Deux informations ont, entre autres, marqué la semaine dernière. L’une a enflammé les débats sous nos cieux, l’autre a embrasé l’autre côté de la planète.
La hausse des tarifs des médecins a fait couler beaucoup d’encre et attisé une tension déjà bien présente contre ceux qui seraient « mieux nantis ». Les Tunisiens, déjà accablés par les loyers, les frais scolaires, les cours particuliers des enfants, l’essence, l’électricité, les bonbonnes de gaz, les légumes, la viande, le café… se retrouvent secoués par l’augmentation des honoraires de leur médecin de famille. Non, pas qu’ils soient particulièrement enthousiastes à l’idée de passer un mauvais quart d’heure chez l’urologue, de patienter pendant quatre heures dans le cabinet de l’orthopédiste ou de se retrouver – Dieu nous en préserve – entre les mains du dentiste. La vérité est plus simple : aller chez le médecin, c’est un mal nécessaire. Douloureux physiquement oui, mais encore plus dans ce portefeuille, déjà bien malmené.
Une hausse des tarifs justifiable mais douloureuse
Les médecins, quant à eux, s’agitent et défendent leur « hausse tout à fait logique », leur « investissement d’une vie » et dénoncent « les injustices subies par les internes et résidents ». Rien de choquant dans tout ça. Ils ont évidemment raison de faire ce calcul.
Mais le problème n’est pas tant le pourquoi de l’augmentation, qui reste justifiable dans un monde où tout flambe. Le souci, c’est que pour beaucoup de Tunisiens, se rendre chez un médecin privé est une quasi-obligation, une fatalité.
Un système de santé à réformer d’urgence
Comme dans bien d’autres secteurs, les professionnels de santé se retrouvent pris entre l’étau d’une vie chère et l’enclume d’un patient obligé de venir consulter. Mais, ce n’est pas qu’une histoire de médecins. Prenez les taxis : boucs émissaires d’un pays où les transports publics sont une fiction, ces derniers aussi payent les frais d’un système public défaillant.

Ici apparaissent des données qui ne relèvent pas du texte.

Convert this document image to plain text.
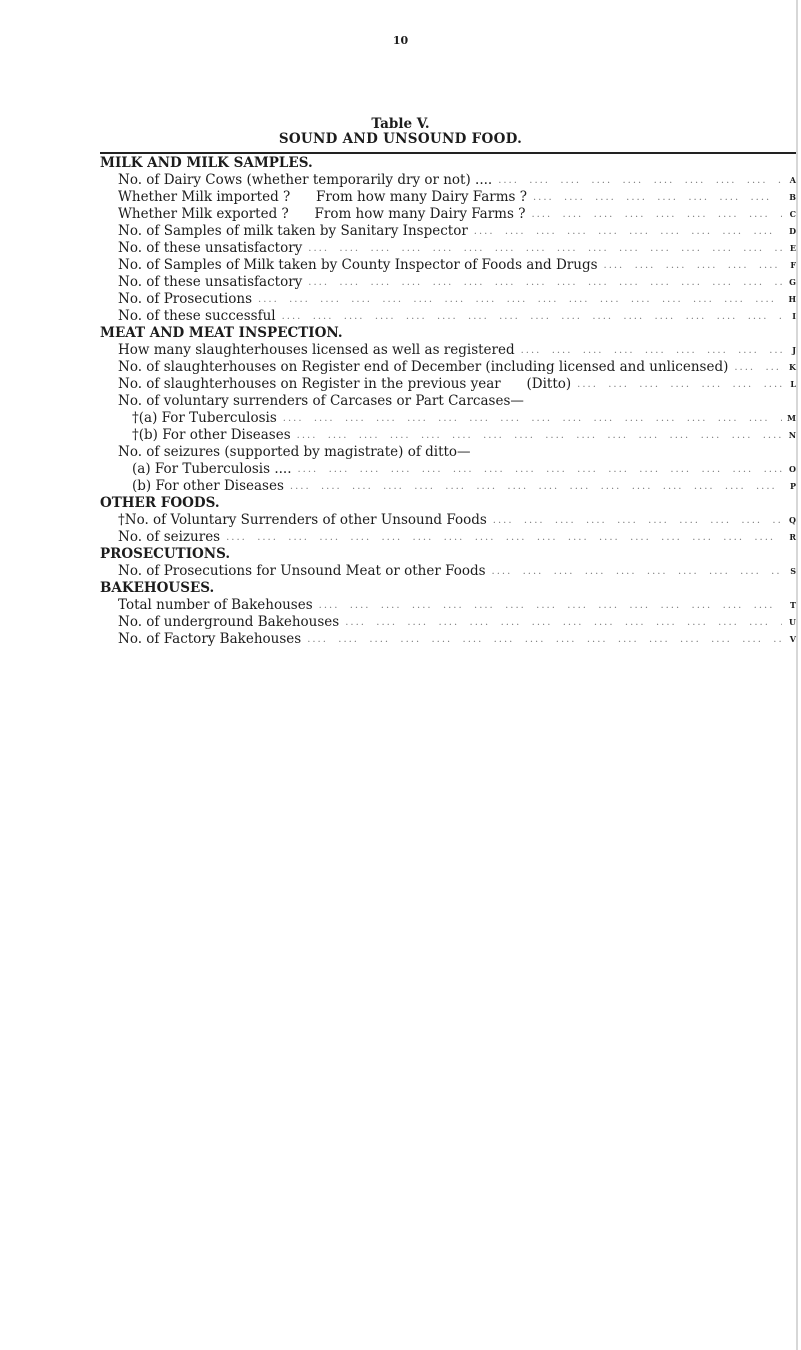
10
Table V.
SOUND AND UNSOUND FOOD.
MILK AND MILK SAMPLES.
No. of Dairy Cows (whether temporarily dry or not) .... ....	A
Whether Milk imported ?      From how many Dairy Farms ? ....	B
Whether Milk exported ?      From how many Dairy Farms ? ....	C
No. of Samples of milk taken by Sanitary Inspector ....	D
No. of these unsatisfactory ....	E
No. of Samples of Milk taken by County Inspector of Foods and Drugs ....	F
No. of these unsatisfactory ....	G
No. of Prosecutions ....	H
No. of these successful ....	I
MEAT AND MEAT INSPECTION.
How many slaughterhouses licensed as well as registered ....	J
No. of slaughterhouses on Register end of December (including licensed and unlicensed) ....	K
No. of slaughterhouses on Register in the previous year      (Ditto) ....	L
No. of voluntary surrenders of Carcases or Part Carcases—
†(a) For Tuberculosis ....	M
†(b) For other Diseases ....	N
No. of seizures (supported by magistrate) of ditto—
(a) For Tuberculosis .... ....	O
(b) For other Diseases ....	P
OTHER FOODS.
†No. of Voluntary Surrenders of other Unsound Foods ....	Q
No. of seizures ....	R
PROSECUTIONS.
No. of Prosecutions for Unsound Meat or other Foods ....	S
BAKEHOUSES.
Total number of Bakehouses ....	T
No. of underground Bakehouses ....	U
No. of Factory Bakehouses ....	V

Patients et médecins doivent faire face à l’effondrement d’un hôpital public moribond et à la jungle des cliniques privées, où l’accès à des soins de qualité devient un luxe. Et aux citoyens désarmés, on recommande de se tourner vers l’hôpital public. Qu’est-ce qui les attend ? Du matériel vétuste, un personnel surchargé et tendu, des rendez-vous à rallonge…
Qui est responsable dans tout ça ? Certainement pas les citoyens, qui payent des impôts pour un service auquel ils n’ont même pas accès. Mais ce n’est pas non plus la faute des médecins, qui travaillent dur pour récolter le fruit de leurs sacrifices. À quand une vraie réforme pour un service de santé digne de ce nom, qui ne laisse ni les médecins ni les patients sur le bord du chemin ?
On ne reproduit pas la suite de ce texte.